Last Wednesday, the Center for Biological Diversity (Center) filed an action challenging the U.S. Fish and Wildlife Service’s (FWS) alleged failure to determine whether eight species of Caribbean skink, “smooth, shiny lizards with pointy snouts,” must be listed as endangered or threatened pursuant to the Endangered Species Act (ESA). According to the complaint filed in the District of Columbia District Court, the FWS has not complied with “nondiscretionary, congressionally mandated deadlines” for making these decisions, further imperiling the rare lizards.
The Center sued Secretary of the Interior David Bernhardt, in his official capacity, and the FWS for the alleged delay. The Center, a non-profit conservation organization with over 81,000 active members, works through “science, law, and policy to protect imperiled species and their habitats,” according to the filing. The complaint argued that the Center’s members have a vested interest in the viability of species like the aforementioned skinks, that they rely on for “scientific study, observation of the species, nature photography, aesthetic enjoyment, recreation, and spiritual fulfillment.”
In particular, the skink species that the Center seeks to protect are reportedly “endemic to a few islands in the Caribbean Sea and found nowhere else on earth.” Yet, the complaint explained, “they are in steep decline from threats including habitat destruction and degradation, human-introduced predators, climate change, and accelerating sea level rise.” Accordingly, the complaint claimed that the FWS’s failure to make a timely determination further jeopardizes the already at-risk animals and hurts the interest of the Center and its members.

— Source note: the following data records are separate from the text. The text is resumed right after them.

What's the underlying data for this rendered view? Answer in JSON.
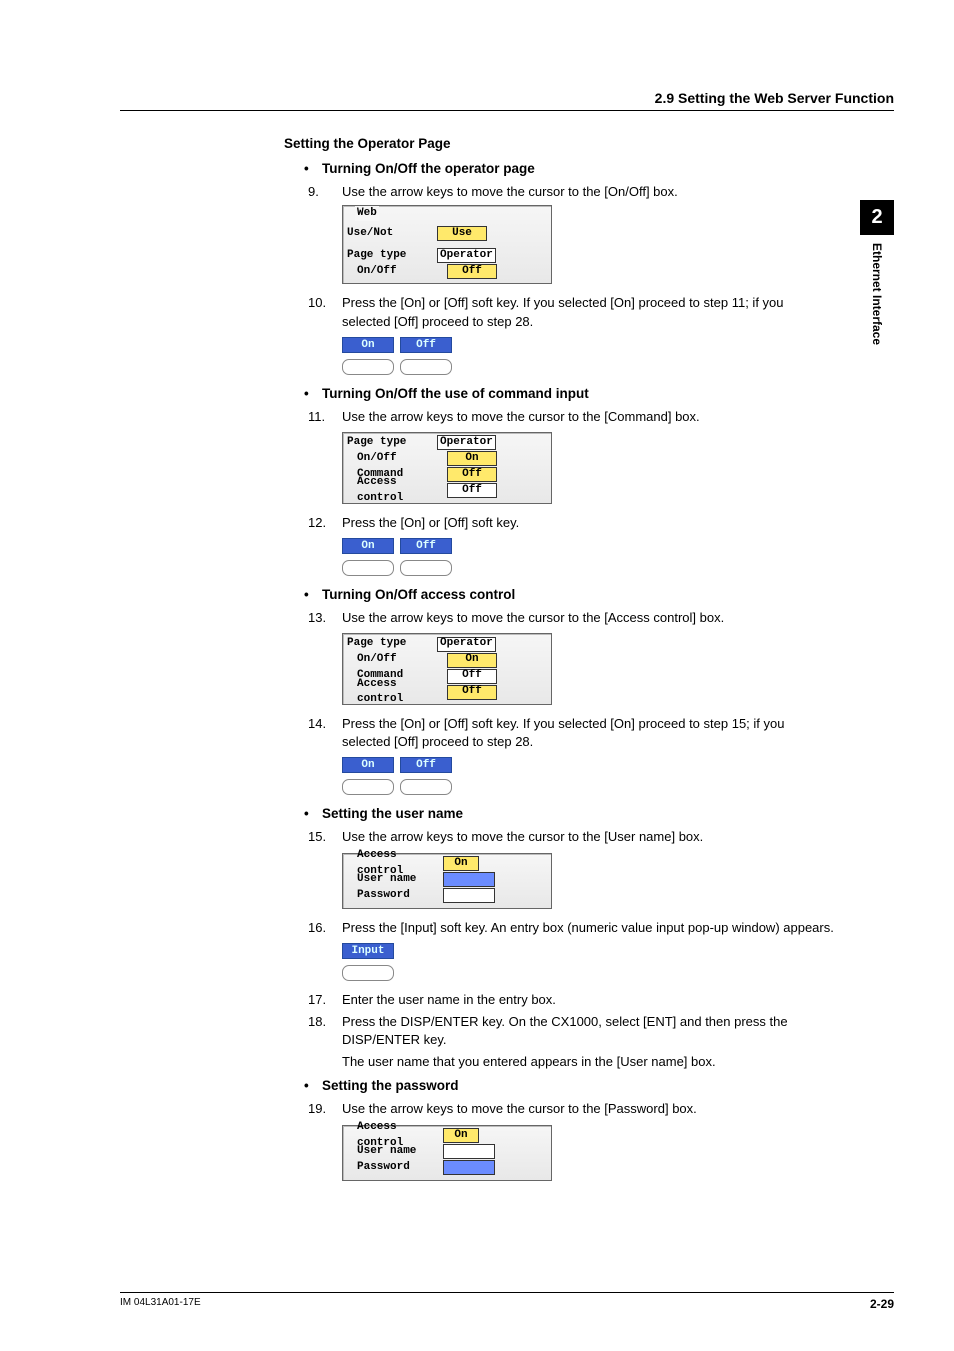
{
  "header": {
    "section": "2.9  Setting the Web Server Function"
  },
  "sidetab": {
    "chapter": "2",
    "title": "Ethernet Interface"
  },
  "heading": "Setting the Operator Page",
  "sec1": {
    "title": "Turning On/Off the operator page",
    "step9": {
      "num": "9.",
      "text": "Use the arrow keys to move the cursor to the [On/Off] box."
    },
    "panel1": {
      "legend": "Web",
      "rows": {
        "useNotLabel": "Use/Not",
        "useNotValue": "Use",
        "pageTypeLabel": "Page type",
        "pageTypeValue": "Operator",
        "onOffLabel": "On/Off",
        "onOffValue": "Off"
      }
    },
    "step10": {
      "num": "10.",
      "text": "Press the [On] or [Off] soft key.  If you selected [On] proceed to step 11; if you selected [Off] proceed to step 28."
    },
    "softkeys": {
      "on": "On",
      "off": "Off"
    }
  },
  "sec2": {
    "title": "Turning On/Off the use of command input",
    "step11": {
      "num": "11.",
      "text": "Use the arrow keys to move the cursor to the [Command] box."
    },
    "panel": {
      "pageTypeLabel": "Page type",
      "pageTypeValue": "Operator",
      "onOffLabel": "On/Off",
      "onOffValue": "On",
      "commandLabel": "Command",
      "commandValue": "Off",
      "accessLabel": "Access control",
      "accessValue": "Off"
    },
    "step12": {
      "num": "12.",
      "text": "Press the [On] or [Off] soft key."
    },
    "softkeys": {
      "on": "On",
      "off": "Off"
    }
  },
  "sec3": {
    "title": "Turning On/Off access control",
    "step13": {
      "num": "13.",
      "text": "Use the arrow keys to move the cursor to the [Access control] box."
    },
    "panel": {
      "pageTypeLabel": "Page type",
      "pageTypeValue": "Operator",
      "onOffLabel": "On/Off",
      "onOffValue": "On",
      "commandLabel": "Command",
      "commandValue": "Off",
      "accessLabel": "Access control",
      "accessValue": "Off"
    },
    "step14": {
      "num": "14.",
      "text": "Press the [On] or [Off] soft key.  If you selected [On] proceed to step 15; if you selected [Off] proceed to step 28."
    },
    "softkeys": {
      "on": "On",
      "off": "Off"
    }
  },
  "sec4": {
    "title": "Setting the user name",
    "step15": {
      "num": "15.",
      "text": "Use the arrow keys to move the cursor to the [User name] box."
    },
    "panel": {
      "accessLabel": "Access control",
      "accessValue": "On",
      "userLabel": "User name",
      "userValue": "",
      "passLabel": "Password",
      "passValue": ""
    },
    "step16": {
      "num": "16.",
      "text": "Press the [Input] soft key.   An entry box (numeric value input pop-up window) appears."
    },
    "softkey": {
      "input": "Input"
    },
    "step17": {
      "num": "17.",
      "text": "Enter the user name in the entry box."
    },
    "step18": {
      "num": "18.",
      "text": "Press the DISP/ENTER key.  On the CX1000, select [ENT] and then press the DISP/ENTER key.",
      "sub": "The user name that you entered appears in the [User name] box."
    }
  },
  "sec5": {
    "title": "Setting the password",
    "step19": {
      "num": "19.",
      "text": "Use the arrow keys to move the cursor to the [Password] box."
    },
    "panel": {
      "accessLabel": "Access control",
      "accessValue": "On",
      "userLabel": "User name",
      "userValue": "",
      "passLabel": "Password",
      "passValue": ""
    }
  },
  "footer": {
    "docid": "IM 04L31A01-17E",
    "page": "2-29"
  }
}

The complaint sets forth the procedural timeline, starting with the Center’s Feb. 11, 2014, petition asking the FWS to list the skink species as endangered or threatened. Nearly two years hence, in January 2016, the FWS published a “90-day finding that the Center’s petition presented substantial scientific or commercial information indicating that listing may be warranted for seven of the skink species—the Culebra skink, Mona skink, Puerto Rican Skink, Virgin Islands bronze skink, greater Saint Croix skink, greater Virgin Islands skink, and the lesser Saint Croix skink.” In September 2016, it reportedly published a similar finding regarding the eighth species, the lesser Virgin Islands skink.
Under the ESA, the complaint explained, the FWS was required to make a “12-month finding” determining whether to ESA-list the species, but did not do so. In turn, the plaintiff has requested declaratory relief, an order compelling the agency to make the required findings, and an award of the Center’s attorneys’ fees and costs.
The Center for Biological Diversity is represented by its own counsel.